Site Selection for Thornless Blackberries Based on Past Kentucky Low Temperature Weather Data

John Strang, April Satanek, Chris Smigell, and Tom Shearin Department of Horticulture,
Zina Merkin Department of Landscape Architecture,
Tom Priddy Department of Biosystems and Agricultural Engineering, University of Kentucky

Thornless blackberries are less able to survive cold winters than thorny blackberries. Consequently this map has been developed to show areas of Kentucky that tend to be historically warmer and more suitable to thornless blackberry production, as well as areas that are much colder and less profitable for production. In order to understand winter injury, a brief explanation of terms may be helpful. Blackberries produce canes the first season and these are called primocanes. These do not normally produce fruit. (The exception to this rule are the new primocane fruiting varieties.) Once the primocanes winter over they become floricanes, which fruit and die after fruit production. It is generally accepted that when the winter temperature reaches -10° F or lower, thornless erect and thornless semi-erect blackberries sustain serious floricane injury, and as a result there is little or no fruit production in the coming season. Temperatures this low do not injure the root system, so the plants survive and primocanes are still produced in the spring. Once the chilling requirement for blackberries has been satisfied, they begin dehardening upon exposure to warm temperatures. Then, as spring approaches the floricanes may be injured at temperatures considerably warmer than -10° F . Blackberries may also sustain late spring frost injury that reduces the current season’s crop. Thorny varieties generally break bud earlier in the spring and are consequently more prone to late spring frost injury than thornless varieties. The following map was developed using National Weather Service records from many weather stations in Kentucky and surrounding states.

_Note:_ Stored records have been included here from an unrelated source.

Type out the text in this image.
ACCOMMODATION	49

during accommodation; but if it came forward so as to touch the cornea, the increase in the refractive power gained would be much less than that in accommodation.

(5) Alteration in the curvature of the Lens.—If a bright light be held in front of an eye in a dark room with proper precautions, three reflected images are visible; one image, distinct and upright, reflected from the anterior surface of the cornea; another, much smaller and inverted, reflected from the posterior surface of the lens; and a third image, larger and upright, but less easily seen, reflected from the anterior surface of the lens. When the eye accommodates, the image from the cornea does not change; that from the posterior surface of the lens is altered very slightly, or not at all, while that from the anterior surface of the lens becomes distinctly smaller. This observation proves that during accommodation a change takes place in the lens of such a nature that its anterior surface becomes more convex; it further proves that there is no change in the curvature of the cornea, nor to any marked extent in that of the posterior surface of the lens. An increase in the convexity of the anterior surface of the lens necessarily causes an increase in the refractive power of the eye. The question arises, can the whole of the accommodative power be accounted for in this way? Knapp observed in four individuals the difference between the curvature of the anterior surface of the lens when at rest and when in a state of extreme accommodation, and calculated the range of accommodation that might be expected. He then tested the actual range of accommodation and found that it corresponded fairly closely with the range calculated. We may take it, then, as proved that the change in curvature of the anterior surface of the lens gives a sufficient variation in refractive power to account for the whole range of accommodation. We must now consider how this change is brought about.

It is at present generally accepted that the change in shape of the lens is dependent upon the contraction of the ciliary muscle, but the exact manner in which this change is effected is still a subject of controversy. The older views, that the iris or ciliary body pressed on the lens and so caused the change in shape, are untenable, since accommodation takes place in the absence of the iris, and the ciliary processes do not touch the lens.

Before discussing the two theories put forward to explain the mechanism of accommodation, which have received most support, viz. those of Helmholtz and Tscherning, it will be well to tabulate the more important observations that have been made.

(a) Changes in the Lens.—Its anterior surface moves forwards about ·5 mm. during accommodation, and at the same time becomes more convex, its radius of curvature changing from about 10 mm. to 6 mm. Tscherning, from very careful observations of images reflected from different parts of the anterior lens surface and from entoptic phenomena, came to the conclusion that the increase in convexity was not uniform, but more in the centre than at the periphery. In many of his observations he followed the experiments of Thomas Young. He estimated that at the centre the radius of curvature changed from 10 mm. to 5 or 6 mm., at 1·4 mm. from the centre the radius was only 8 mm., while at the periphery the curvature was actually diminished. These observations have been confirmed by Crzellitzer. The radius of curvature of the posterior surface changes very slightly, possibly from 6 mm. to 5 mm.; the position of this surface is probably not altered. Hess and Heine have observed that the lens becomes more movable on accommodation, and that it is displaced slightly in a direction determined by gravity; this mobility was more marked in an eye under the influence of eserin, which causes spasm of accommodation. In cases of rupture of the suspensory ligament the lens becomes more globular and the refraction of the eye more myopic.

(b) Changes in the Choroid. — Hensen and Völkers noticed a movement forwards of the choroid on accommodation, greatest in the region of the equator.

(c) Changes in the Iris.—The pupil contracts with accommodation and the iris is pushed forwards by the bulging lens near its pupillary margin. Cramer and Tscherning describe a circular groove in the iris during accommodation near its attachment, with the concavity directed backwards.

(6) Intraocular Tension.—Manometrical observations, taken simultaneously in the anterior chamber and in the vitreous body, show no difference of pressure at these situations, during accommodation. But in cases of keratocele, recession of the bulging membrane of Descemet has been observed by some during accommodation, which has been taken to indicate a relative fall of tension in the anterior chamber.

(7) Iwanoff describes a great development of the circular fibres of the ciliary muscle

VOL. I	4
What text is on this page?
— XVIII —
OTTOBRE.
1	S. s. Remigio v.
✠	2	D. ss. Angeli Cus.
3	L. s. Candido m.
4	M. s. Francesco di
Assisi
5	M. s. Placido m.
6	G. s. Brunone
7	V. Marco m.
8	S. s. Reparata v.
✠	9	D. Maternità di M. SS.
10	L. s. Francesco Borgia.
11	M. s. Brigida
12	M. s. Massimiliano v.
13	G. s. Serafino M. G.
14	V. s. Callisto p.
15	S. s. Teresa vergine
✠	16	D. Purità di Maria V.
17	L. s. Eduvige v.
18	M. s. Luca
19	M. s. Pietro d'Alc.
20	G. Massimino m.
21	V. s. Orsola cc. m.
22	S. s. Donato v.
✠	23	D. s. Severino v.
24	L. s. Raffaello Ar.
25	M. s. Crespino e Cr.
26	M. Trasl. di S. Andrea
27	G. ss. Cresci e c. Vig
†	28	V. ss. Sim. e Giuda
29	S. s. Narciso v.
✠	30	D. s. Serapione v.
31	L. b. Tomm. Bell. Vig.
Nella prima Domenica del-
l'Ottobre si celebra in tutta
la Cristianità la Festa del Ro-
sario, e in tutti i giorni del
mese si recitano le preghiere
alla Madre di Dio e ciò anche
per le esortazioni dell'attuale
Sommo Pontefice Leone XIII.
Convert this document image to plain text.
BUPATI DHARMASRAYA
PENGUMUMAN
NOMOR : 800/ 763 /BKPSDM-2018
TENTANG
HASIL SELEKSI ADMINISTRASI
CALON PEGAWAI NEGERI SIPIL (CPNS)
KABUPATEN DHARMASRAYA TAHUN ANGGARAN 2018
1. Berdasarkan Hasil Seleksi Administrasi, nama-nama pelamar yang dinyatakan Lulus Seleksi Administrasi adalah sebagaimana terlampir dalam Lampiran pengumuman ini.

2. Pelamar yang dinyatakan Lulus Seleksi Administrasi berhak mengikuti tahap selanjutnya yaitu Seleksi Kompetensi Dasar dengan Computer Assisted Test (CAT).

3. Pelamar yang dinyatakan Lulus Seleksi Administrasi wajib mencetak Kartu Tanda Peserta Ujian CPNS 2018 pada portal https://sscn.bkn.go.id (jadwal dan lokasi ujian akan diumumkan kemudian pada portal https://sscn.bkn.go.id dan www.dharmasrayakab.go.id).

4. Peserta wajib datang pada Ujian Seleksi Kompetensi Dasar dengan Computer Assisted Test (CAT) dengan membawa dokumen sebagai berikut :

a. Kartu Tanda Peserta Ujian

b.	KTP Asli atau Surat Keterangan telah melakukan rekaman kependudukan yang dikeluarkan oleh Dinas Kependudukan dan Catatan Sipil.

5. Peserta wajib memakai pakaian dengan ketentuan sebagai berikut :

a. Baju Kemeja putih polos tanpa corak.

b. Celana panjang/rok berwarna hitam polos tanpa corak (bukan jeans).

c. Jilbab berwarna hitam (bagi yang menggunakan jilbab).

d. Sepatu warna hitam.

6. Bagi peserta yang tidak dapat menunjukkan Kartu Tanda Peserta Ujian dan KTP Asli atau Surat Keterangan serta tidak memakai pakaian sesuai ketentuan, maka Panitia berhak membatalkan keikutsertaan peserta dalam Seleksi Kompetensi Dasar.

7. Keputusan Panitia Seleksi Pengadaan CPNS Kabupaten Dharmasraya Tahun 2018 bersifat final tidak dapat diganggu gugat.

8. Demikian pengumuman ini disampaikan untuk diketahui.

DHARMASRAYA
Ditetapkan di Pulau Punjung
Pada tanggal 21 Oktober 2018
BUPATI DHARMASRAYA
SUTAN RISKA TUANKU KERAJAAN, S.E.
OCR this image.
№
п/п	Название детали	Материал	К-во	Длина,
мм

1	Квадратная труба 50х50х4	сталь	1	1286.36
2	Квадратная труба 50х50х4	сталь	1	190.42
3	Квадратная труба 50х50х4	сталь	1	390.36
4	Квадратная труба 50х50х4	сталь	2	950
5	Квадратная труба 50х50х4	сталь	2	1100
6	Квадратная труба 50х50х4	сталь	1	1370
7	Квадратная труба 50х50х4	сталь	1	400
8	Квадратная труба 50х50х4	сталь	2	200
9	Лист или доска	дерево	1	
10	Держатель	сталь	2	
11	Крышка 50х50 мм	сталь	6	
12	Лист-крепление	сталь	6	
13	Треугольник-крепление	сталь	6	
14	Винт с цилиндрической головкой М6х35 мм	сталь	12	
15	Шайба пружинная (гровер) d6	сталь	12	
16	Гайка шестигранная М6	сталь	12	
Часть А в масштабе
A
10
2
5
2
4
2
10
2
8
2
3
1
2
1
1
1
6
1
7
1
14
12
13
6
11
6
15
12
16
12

For each weather station, the average number of years that -10° F or lower was reached over a 10 year period was calculated, using the temperature data for as many years as was available. Temperature records used to calculate these averages ranged from as little as 12 years at some stations to106 years at others. If -10° F or lower was reached more than once in a winter, this was still recorded as one incident. In other words, if there were multiple -10° F events during a winter this did not add to our average. A site that received multiple injurious events in a winter would be considered colder and less desirable than a site where -10° F was reached only once. Thus, the numbers on this map are conservative in this respect. Please keep in mind that we do not know the elevation at which these temperatures were recorded. There can be substantial temperature differences based on the elevation of a certain weather station relative to your location. Lower sites tend to be colder and higher sites tend to be warmer. Rivers and large bodies of water can substantially warm sites. Consequently, where temperature measurements were taken very close to large bodies of water, these data were removed from this analysis.